Treosulfan may impair fertility. Treosulfan has been associated with ovarian suppression and amenorrhea prior to menopause. Infertility may be permanent in males; sperm cryo-conservation should be considered prior to therapy.
A long-term study followed patients for up to 12 years who received treosulfan as part of the conditioning treatment prior to allogeneic hematopoietic stem cell transplantation. Successful pregnancies and fatherhood were reported (Lazzari 2021).
Use is contraindicated during pregnancy. Pregnant caregivers should avoid handling treosulfan.
It is not known if treosulfan is present in breast milk.
According to the manufacturer, breastfeeding should be discontinued during treosulfan treatment.
Hematopoietic stem cell transplantation: CBC with differential and platelets (daily until engraftment; frequently until hematopoietic recovery); hepatic function (transaminases, alkaline phosphatase, bilirubin; daily through post-transplant day 28); renal function (baseline). Assess cardiac function regularly. Monitor infusion site during infusion. Monitor for signs/symptoms of infection, dermatologic toxicity, pulmonary toxicity, hemorrhagic cystitis, and mucositis.
The American Society of Clinical Oncology hepatitis B virus (HBV) screening and management provisional clinical opinion (ASCO [Hwang 2020]) recommends HBV screening with hepatitis B surface antigen, hepatitis B core antibody, total Ig or IgG, and antibody to hepatitis B surface antigen prior to beginning (or at the beginning of) systemic anticancer therapy; do not delay treatment for screening/results. Detection of chronic or past HBV infection requires a risk assessment to determine antiviral prophylaxis requirements, monitoring, and follow-up.
Treosulfan is a bifunctional alkylating agent prodrug with cytotoxic activity in hematopoietic stem cells. Treosulfan undergoes spontaneous, pH-dependent conversion into a mono-epoxide intermediate and di-epoxybutan; the epoxides alkylate and cross-link DNA, and are considered responsible for the stem cell depleting, immune-suppressive, and antineoplastic effects.

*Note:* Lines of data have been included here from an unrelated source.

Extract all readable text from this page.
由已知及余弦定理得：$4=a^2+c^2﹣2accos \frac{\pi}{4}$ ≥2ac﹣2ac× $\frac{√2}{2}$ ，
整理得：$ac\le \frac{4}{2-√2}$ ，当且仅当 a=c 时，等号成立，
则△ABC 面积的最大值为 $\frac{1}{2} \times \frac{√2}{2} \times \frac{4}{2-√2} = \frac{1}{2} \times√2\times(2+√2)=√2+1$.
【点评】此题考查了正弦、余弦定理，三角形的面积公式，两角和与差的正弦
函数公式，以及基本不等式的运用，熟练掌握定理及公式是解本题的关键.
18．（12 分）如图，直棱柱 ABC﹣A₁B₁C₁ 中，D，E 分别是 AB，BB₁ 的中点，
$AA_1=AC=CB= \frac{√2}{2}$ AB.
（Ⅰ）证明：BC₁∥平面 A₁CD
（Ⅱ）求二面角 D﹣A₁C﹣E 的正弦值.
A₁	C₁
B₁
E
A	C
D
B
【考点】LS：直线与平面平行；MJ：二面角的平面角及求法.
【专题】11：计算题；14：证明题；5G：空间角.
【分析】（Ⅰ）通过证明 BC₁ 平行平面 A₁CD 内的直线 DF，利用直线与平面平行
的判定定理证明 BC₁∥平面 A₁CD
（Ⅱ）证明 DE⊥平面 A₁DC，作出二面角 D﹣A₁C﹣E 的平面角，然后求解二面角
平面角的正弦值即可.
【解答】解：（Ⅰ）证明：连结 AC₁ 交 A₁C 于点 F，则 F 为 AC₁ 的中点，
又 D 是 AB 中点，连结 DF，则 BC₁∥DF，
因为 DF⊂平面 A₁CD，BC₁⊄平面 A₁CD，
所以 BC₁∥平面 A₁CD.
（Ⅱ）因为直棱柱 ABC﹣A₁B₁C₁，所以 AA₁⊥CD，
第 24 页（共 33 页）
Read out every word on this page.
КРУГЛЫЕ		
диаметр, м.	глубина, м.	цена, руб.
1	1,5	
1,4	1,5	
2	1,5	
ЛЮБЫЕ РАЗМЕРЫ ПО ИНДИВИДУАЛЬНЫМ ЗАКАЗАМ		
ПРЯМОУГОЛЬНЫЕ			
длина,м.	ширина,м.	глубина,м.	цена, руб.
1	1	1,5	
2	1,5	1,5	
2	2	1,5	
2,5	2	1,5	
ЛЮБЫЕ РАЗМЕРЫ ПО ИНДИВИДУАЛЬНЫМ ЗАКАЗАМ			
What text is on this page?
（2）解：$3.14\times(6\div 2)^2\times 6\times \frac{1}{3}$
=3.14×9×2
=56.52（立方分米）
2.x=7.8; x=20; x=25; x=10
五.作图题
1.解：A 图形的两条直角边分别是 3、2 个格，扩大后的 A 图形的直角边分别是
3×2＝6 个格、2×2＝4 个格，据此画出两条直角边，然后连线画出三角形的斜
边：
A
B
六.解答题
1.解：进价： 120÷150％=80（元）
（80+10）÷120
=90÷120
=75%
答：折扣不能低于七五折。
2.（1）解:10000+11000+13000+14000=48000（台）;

Distribution: Rapidly distributed to body (with limited blood brain barrier penetration). Vd: Adults: IV: 20 to 47 L.
Metabolism: Converted spontaneously (non-enzymatically) into the active mono-epoxide intermediate and finally to di-epoxybutan.
Half-life elimination: Adults: IV: ~2 hours.
Time to peak, plasma: IV: At the end of the infusion.
Excretion: Urine: IV: 14% to 40% (within 24 hours) as unchanged drug.